In a Tumblr post titled 'An introduction to the post-epicurean psychedelic school of poetry', Baylis disapproved of "the commercialisation of [poetry as an] art form." In the same post, he introduced a school of poetry, the 'post-epicurean psychedelia', which is identified by "lyrical poetry with heady, intoxicating imagery and a focus on hedonistic living" and includes such writers as Jayant Kashyap, Maria Sledmere and Hera Lindsay Bird.
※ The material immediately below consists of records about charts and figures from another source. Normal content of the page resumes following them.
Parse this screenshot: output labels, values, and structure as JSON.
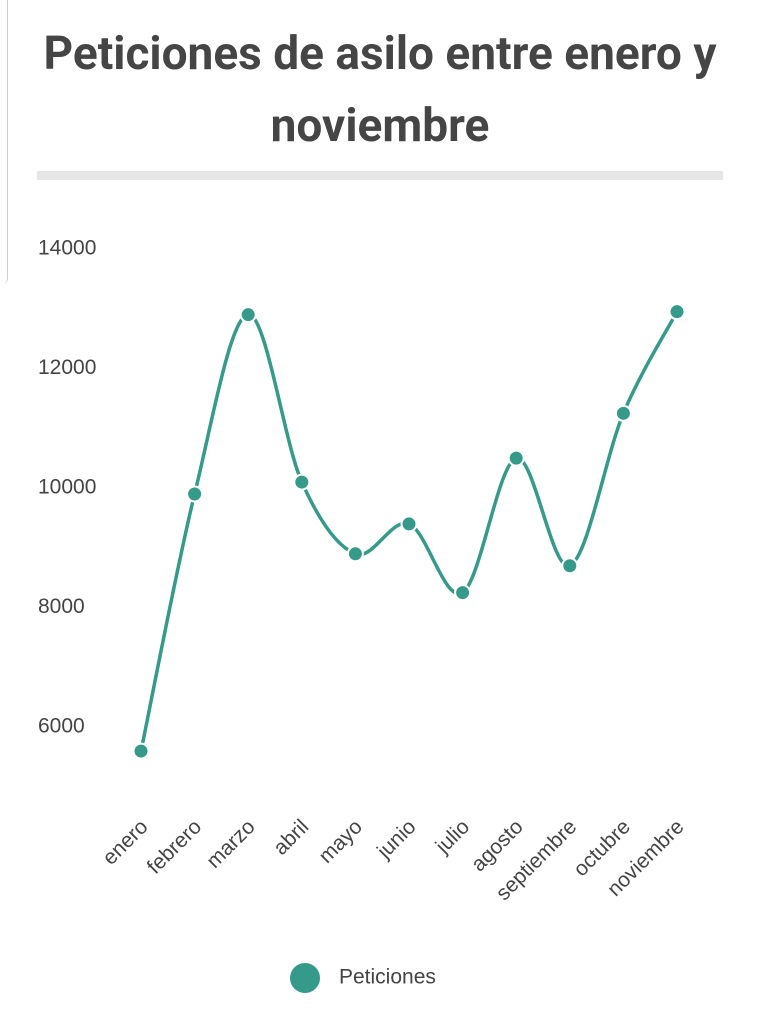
{
  "chart_data": {
    "type": "line",
    "title": "Peticiones de asilo entre enero y noviembre",
    "categories": [
      "enero",
      "febrero",
      "marzo",
      "abril",
      "mayo",
      "junio",
      "julio",
      "agosto",
      "septiembre",
      "octubre",
      "noviembre"
    ],
    "series": [
      {
        "name": "Peticiones",
        "color": "#359a89",
        "values": [
          5600,
          9900,
          12900,
          10100,
          8900,
          9400,
          8250,
          10500,
          8700,
          11250,
          12950
        ]
      }
    ],
    "ylim": [
      5200,
      14400
    ],
    "yticks": [
      6000,
      8000,
      10000,
      12000,
      14000
    ],
    "grid": false,
    "smooth": true,
    "legend": "bottom"
  }
}
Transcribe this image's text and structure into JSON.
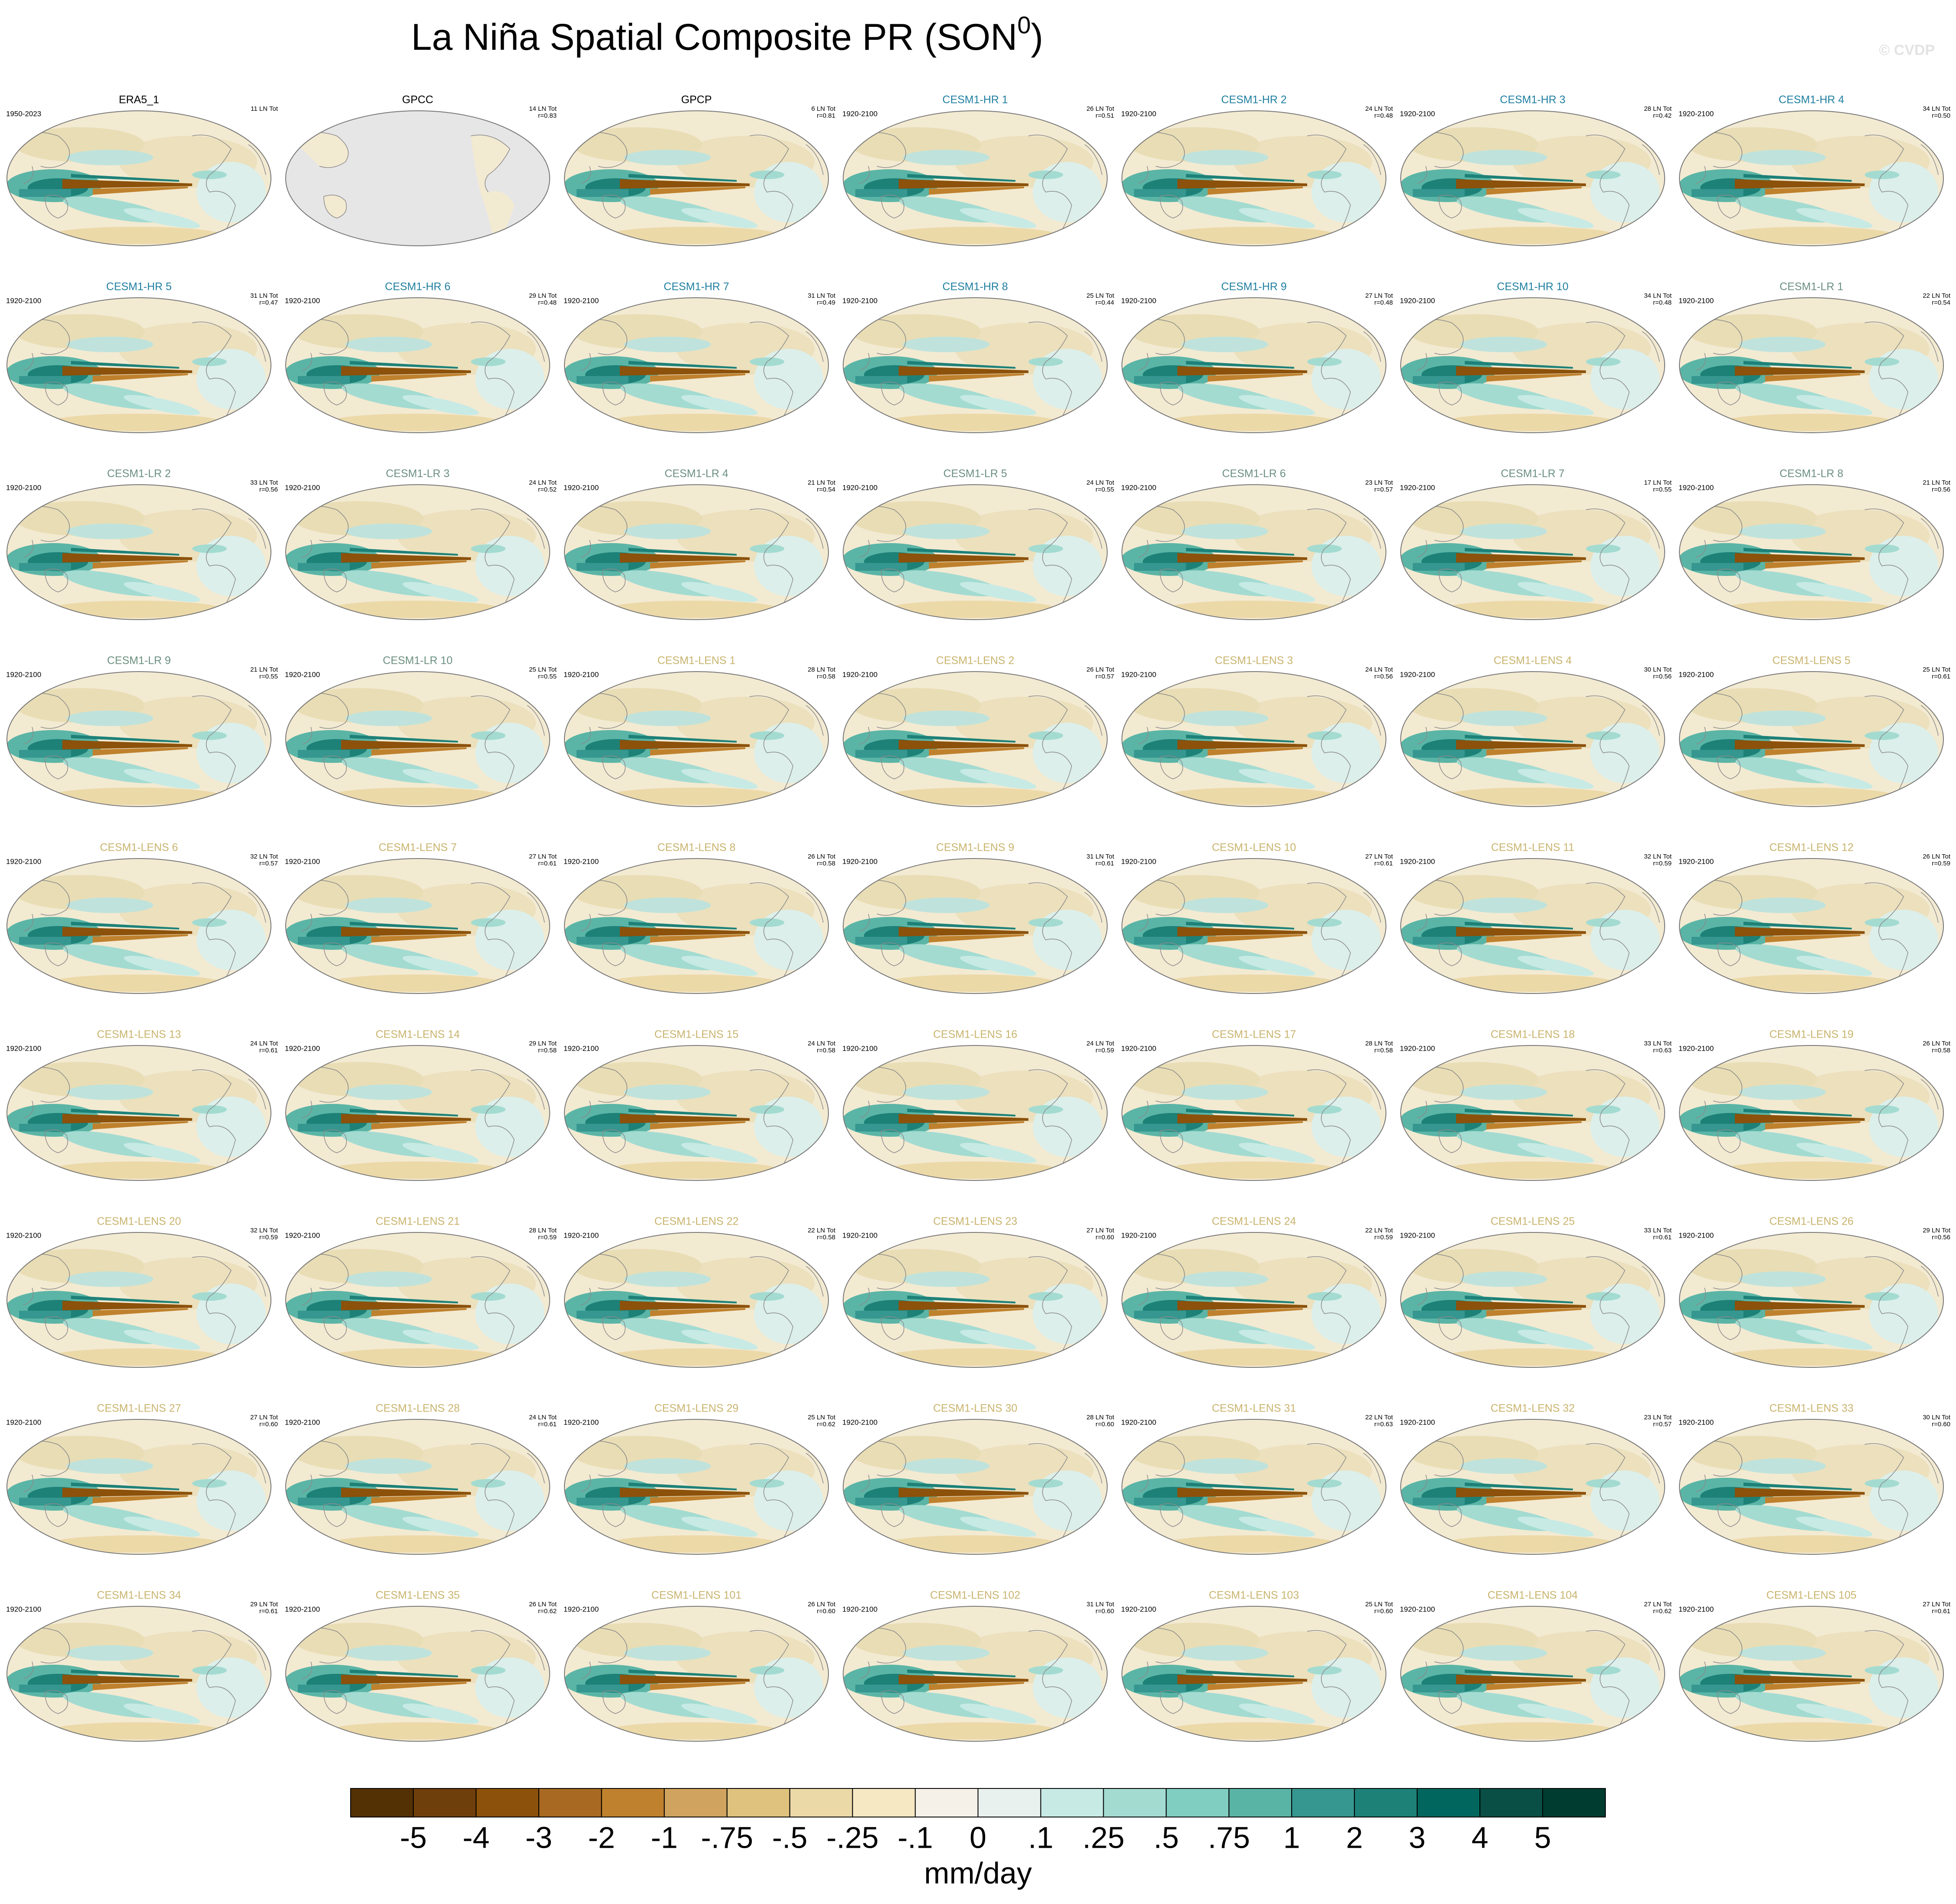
{
  "title_main": "La Niña Spatial Composite PR (SON",
  "title_sup": "0",
  "title_end": ")",
  "credit": "© CVDP",
  "panels": [
    {
      "title": "ERA5_1",
      "period": "1950-2023",
      "count": "11 LN Tot",
      "color": "#000000"
    },
    {
      "title": "GPCC",
      "count": "14 LN Tot",
      "r": "r=0.83",
      "color": "#000000",
      "map_style": "land-only"
    },
    {
      "title": "GPCP",
      "count": "6 LN Tot",
      "r": "r=0.81",
      "color": "#000000"
    },
    {
      "title": "CESM1-HR 1",
      "period": "1920-2100",
      "count": "26 LN Tot",
      "r": "r=0.51",
      "color": "#1f7fa0"
    },
    {
      "title": "CESM1-HR 2",
      "period": "1920-2100",
      "count": "24 LN Tot",
      "r": "r=0.48",
      "color": "#1f7fa0"
    },
    {
      "title": "CESM1-HR 3",
      "period": "1920-2100",
      "count": "28 LN Tot",
      "r": "r=0.42",
      "color": "#1f7fa0"
    },
    {
      "title": "CESM1-HR 4",
      "period": "1920-2100",
      "count": "34 LN Tot",
      "r": "r=0.50",
      "color": "#1f7fa0"
    },
    {
      "title": "CESM1-HR 5",
      "period": "1920-2100",
      "count": "31 LN Tot",
      "r": "r=0.47",
      "color": "#1f7fa0"
    },
    {
      "title": "CESM1-HR 6",
      "period": "1920-2100",
      "count": "29 LN Tot",
      "r": "r=0.48",
      "color": "#1f7fa0"
    },
    {
      "title": "CESM1-HR 7",
      "period": "1920-2100",
      "count": "31 LN Tot",
      "r": "r=0.49",
      "color": "#1f7fa0"
    },
    {
      "title": "CESM1-HR 8",
      "period": "1920-2100",
      "count": "25 LN Tot",
      "r": "r=0.44",
      "color": "#1f7fa0"
    },
    {
      "title": "CESM1-HR 9",
      "period": "1920-2100",
      "count": "27 LN Tot",
      "r": "r=0.48",
      "color": "#1f7fa0"
    },
    {
      "title": "CESM1-HR 10",
      "period": "1920-2100",
      "count": "34 LN Tot",
      "r": "r=0.48",
      "color": "#1f7fa0"
    },
    {
      "title": "CESM1-LR 1",
      "period": "1920-2100",
      "count": "22 LN Tot",
      "r": "r=0.54",
      "color": "#6b8f80"
    },
    {
      "title": "CESM1-LR 2",
      "period": "1920-2100",
      "count": "33 LN Tot",
      "r": "r=0.56",
      "color": "#6b8f80"
    },
    {
      "title": "CESM1-LR 3",
      "period": "1920-2100",
      "count": "24 LN Tot",
      "r": "r=0.52",
      "color": "#6b8f80"
    },
    {
      "title": "CESM1-LR 4",
      "period": "1920-2100",
      "count": "21 LN Tot",
      "r": "r=0.54",
      "color": "#6b8f80"
    },
    {
      "title": "CESM1-LR 5",
      "period": "1920-2100",
      "count": "24 LN Tot",
      "r": "r=0.55",
      "color": "#6b8f80"
    },
    {
      "title": "CESM1-LR 6",
      "period": "1920-2100",
      "count": "23 LN Tot",
      "r": "r=0.57",
      "color": "#6b8f80"
    },
    {
      "title": "CESM1-LR 7",
      "period": "1920-2100",
      "count": "17 LN Tot",
      "r": "r=0.55",
      "color": "#6b8f80"
    },
    {
      "title": "CESM1-LR 8",
      "period": "1920-2100",
      "count": "21 LN Tot",
      "r": "r=0.56",
      "color": "#6b8f80"
    },
    {
      "title": "CESM1-LR 9",
      "period": "1920-2100",
      "count": "21 LN Tot",
      "r": "r=0.55",
      "color": "#6b8f80"
    },
    {
      "title": "CESM1-LR 10",
      "period": "1920-2100",
      "count": "25 LN Tot",
      "r": "r=0.55",
      "color": "#6b8f80"
    },
    {
      "title": "CESM1-LENS 1",
      "period": "1920-2100",
      "count": "28 LN Tot",
      "r": "r=0.58",
      "color": "#c9b46e"
    },
    {
      "title": "CESM1-LENS 2",
      "period": "1920-2100",
      "count": "26 LN Tot",
      "r": "r=0.57",
      "color": "#c9b46e"
    },
    {
      "title": "CESM1-LENS 3",
      "period": "1920-2100",
      "count": "24 LN Tot",
      "r": "r=0.56",
      "color": "#c9b46e"
    },
    {
      "title": "CESM1-LENS 4",
      "period": "1920-2100",
      "count": "30 LN Tot",
      "r": "r=0.56",
      "color": "#c9b46e"
    },
    {
      "title": "CESM1-LENS 5",
      "period": "1920-2100",
      "count": "25 LN Tot",
      "r": "r=0.61",
      "color": "#c9b46e"
    },
    {
      "title": "CESM1-LENS 6",
      "period": "1920-2100",
      "count": "32 LN Tot",
      "r": "r=0.57",
      "color": "#c9b46e"
    },
    {
      "title": "CESM1-LENS 7",
      "period": "1920-2100",
      "count": "27 LN Tot",
      "r": "r=0.61",
      "color": "#c9b46e"
    },
    {
      "title": "CESM1-LENS 8",
      "period": "1920-2100",
      "count": "26 LN Tot",
      "r": "r=0.58",
      "color": "#c9b46e"
    },
    {
      "title": "CESM1-LENS 9",
      "period": "1920-2100",
      "count": "31 LN Tot",
      "r": "r=0.61",
      "color": "#c9b46e"
    },
    {
      "title": "CESM1-LENS 10",
      "period": "1920-2100",
      "count": "27 LN Tot",
      "r": "r=0.61",
      "color": "#c9b46e"
    },
    {
      "title": "CESM1-LENS 11",
      "period": "1920-2100",
      "count": "32 LN Tot",
      "r": "r=0.59",
      "color": "#c9b46e"
    },
    {
      "title": "CESM1-LENS 12",
      "period": "1920-2100",
      "count": "26 LN Tot",
      "r": "r=0.59",
      "color": "#c9b46e"
    },
    {
      "title": "CESM1-LENS 13",
      "period": "1920-2100",
      "count": "24 LN Tot",
      "r": "r=0.61",
      "color": "#c9b46e"
    },
    {
      "title": "CESM1-LENS 14",
      "period": "1920-2100",
      "count": "29 LN Tot",
      "r": "r=0.58",
      "color": "#c9b46e"
    },
    {
      "title": "CESM1-LENS 15",
      "period": "1920-2100",
      "count": "24 LN Tot",
      "r": "r=0.58",
      "color": "#c9b46e"
    },
    {
      "title": "CESM1-LENS 16",
      "period": "1920-2100",
      "count": "24 LN Tot",
      "r": "r=0.59",
      "color": "#c9b46e"
    },
    {
      "title": "CESM1-LENS 17",
      "period": "1920-2100",
      "count": "28 LN Tot",
      "r": "r=0.58",
      "color": "#c9b46e"
    },
    {
      "title": "CESM1-LENS 18",
      "period": "1920-2100",
      "count": "33 LN Tot",
      "r": "r=0.63",
      "color": "#c9b46e"
    },
    {
      "title": "CESM1-LENS 19",
      "period": "1920-2100",
      "count": "26 LN Tot",
      "r": "r=0.58",
      "color": "#c9b46e"
    },
    {
      "title": "CESM1-LENS 20",
      "period": "1920-2100",
      "count": "32 LN Tot",
      "r": "r=0.59",
      "color": "#c9b46e"
    },
    {
      "title": "CESM1-LENS 21",
      "period": "1920-2100",
      "count": "28 LN Tot",
      "r": "r=0.59",
      "color": "#c9b46e"
    },
    {
      "title": "CESM1-LENS 22",
      "period": "1920-2100",
      "count": "22 LN Tot",
      "r": "r=0.58",
      "color": "#c9b46e"
    },
    {
      "title": "CESM1-LENS 23",
      "period": "1920-2100",
      "count": "27 LN Tot",
      "r": "r=0.60",
      "color": "#c9b46e"
    },
    {
      "title": "CESM1-LENS 24",
      "period": "1920-2100",
      "count": "22 LN Tot",
      "r": "r=0.59",
      "color": "#c9b46e"
    },
    {
      "title": "CESM1-LENS 25",
      "period": "1920-2100",
      "count": "33 LN Tot",
      "r": "r=0.61",
      "color": "#c9b46e"
    },
    {
      "title": "CESM1-LENS 26",
      "period": "1920-2100",
      "count": "29 LN Tot",
      "r": "r=0.56",
      "color": "#c9b46e"
    },
    {
      "title": "CESM1-LENS 27",
      "period": "1920-2100",
      "count": "27 LN Tot",
      "r": "r=0.60",
      "color": "#c9b46e"
    },
    {
      "title": "CESM1-LENS 28",
      "period": "1920-2100",
      "count": "24 LN Tot",
      "r": "r=0.61",
      "color": "#c9b46e"
    },
    {
      "title": "CESM1-LENS 29",
      "period": "1920-2100",
      "count": "25 LN Tot",
      "r": "r=0.62",
      "color": "#c9b46e"
    },
    {
      "title": "CESM1-LENS 30",
      "period": "1920-2100",
      "count": "28 LN Tot",
      "r": "r=0.60",
      "color": "#c9b46e"
    },
    {
      "title": "CESM1-LENS 31",
      "period": "1920-2100",
      "count": "22 LN Tot",
      "r": "r=0.63",
      "color": "#c9b46e"
    },
    {
      "title": "CESM1-LENS 32",
      "period": "1920-2100",
      "count": "23 LN Tot",
      "r": "r=0.57",
      "color": "#c9b46e"
    },
    {
      "title": "CESM1-LENS 33",
      "period": "1920-2100",
      "count": "30 LN Tot",
      "r": "r=0.60",
      "color": "#c9b46e"
    },
    {
      "title": "CESM1-LENS 34",
      "period": "1920-2100",
      "count": "29 LN Tot",
      "r": "r=0.61",
      "color": "#c9b46e"
    },
    {
      "title": "CESM1-LENS 35",
      "period": "1920-2100",
      "count": "26 LN Tot",
      "r": "r=0.62",
      "color": "#c9b46e"
    },
    {
      "title": "CESM1-LENS 101",
      "period": "1920-2100",
      "count": "26 LN Tot",
      "r": "r=0.60",
      "color": "#c9b46e"
    },
    {
      "title": "CESM1-LENS 102",
      "period": "1920-2100",
      "count": "31 LN Tot",
      "r": "r=0.60",
      "color": "#c9b46e"
    },
    {
      "title": "CESM1-LENS 103",
      "period": "1920-2100",
      "count": "25 LN Tot",
      "r": "r=0.60",
      "color": "#c9b46e"
    },
    {
      "title": "CESM1-LENS 104",
      "period": "1920-2100",
      "count": "27 LN Tot",
      "r": "r=0.62",
      "color": "#c9b46e"
    },
    {
      "title": "CESM1-LENS 105",
      "period": "1920-2100",
      "count": "27 LN Tot",
      "r": "r=0.61",
      "color": "#c9b46e"
    }
  ],
  "colorbar": {
    "colors": [
      "#543005",
      "#6f3f0b",
      "#8c510a",
      "#a86a22",
      "#bf812d",
      "#d0a35e",
      "#dfc27d",
      "#ecd9a8",
      "#f6e8c3",
      "#f5f1e8",
      "#e8f1ee",
      "#c7eae5",
      "#a3dbd1",
      "#80cdc1",
      "#5ab4a6",
      "#35978f",
      "#1d8178",
      "#01665e",
      "#0a4f45",
      "#003c30"
    ],
    "labels": [
      "-5",
      "-4",
      "-3",
      "-2",
      "-1",
      "-.75",
      "-.5",
      "-.25",
      "-.1",
      "0",
      ".1",
      ".25",
      ".5",
      ".75",
      "1",
      "2",
      "3",
      "4",
      "5"
    ],
    "unit": "mm/day"
  }
}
In 2025, after some issues online (potential cancellation, "fle[eing] to Spain"), Baylis's seventh pamphlet fuck poetry was published by Red Ceilings Press, which Paul Sutton, save the "tiresome use of lower case", called "a delight".

==Books==
Baylis has published a total of seven pamphlets and a full-length collection. He has edited several anthologies for Broken Sleep Books.

===Pamphlets===
- Elizabeth (Agave Press, 2016)
- hilda doolittle's carl jung t-shirt (Erbacce, 2016) ISBN 9781907878831
- Drag City (with artwork by Hiromi Suzuki) (Broken Sleep Books, 2019) ISBN 9781726667630
- at first it felt like flying (in collaboration with Andrew Taylor) (Indigo Dreams Publishing, 2019) ISBN 9781910834992
- Swimming (The Red Ceilings Press, 2020)
- Santa Lucía (Invisible Hand Press, 2021)
- fuck poetry (The Red Ceilings Press, 2025)
- white flowers (Salò Press, 2026)

===Collection===
- a fondness for the colour green (Broken Sleep Books, 2023) ISBN 9781915760180

===Anthologies===
As editor (with Aaron Kent):
- Broken Sleep Books Anthology 2018 ISBN 9781790505579
- Broken Sleep Books 2021 Anthology ISBN 9781915079831
- Footprints: an anthology of new ecopoetry (Broken Sleep Books, 2022) ISBN 9781915079886
- Broken Sleep Books 2022 Anthology ISBN 9781915079770

==Awards==
- 2024: Commended, Stephen Spender Prize.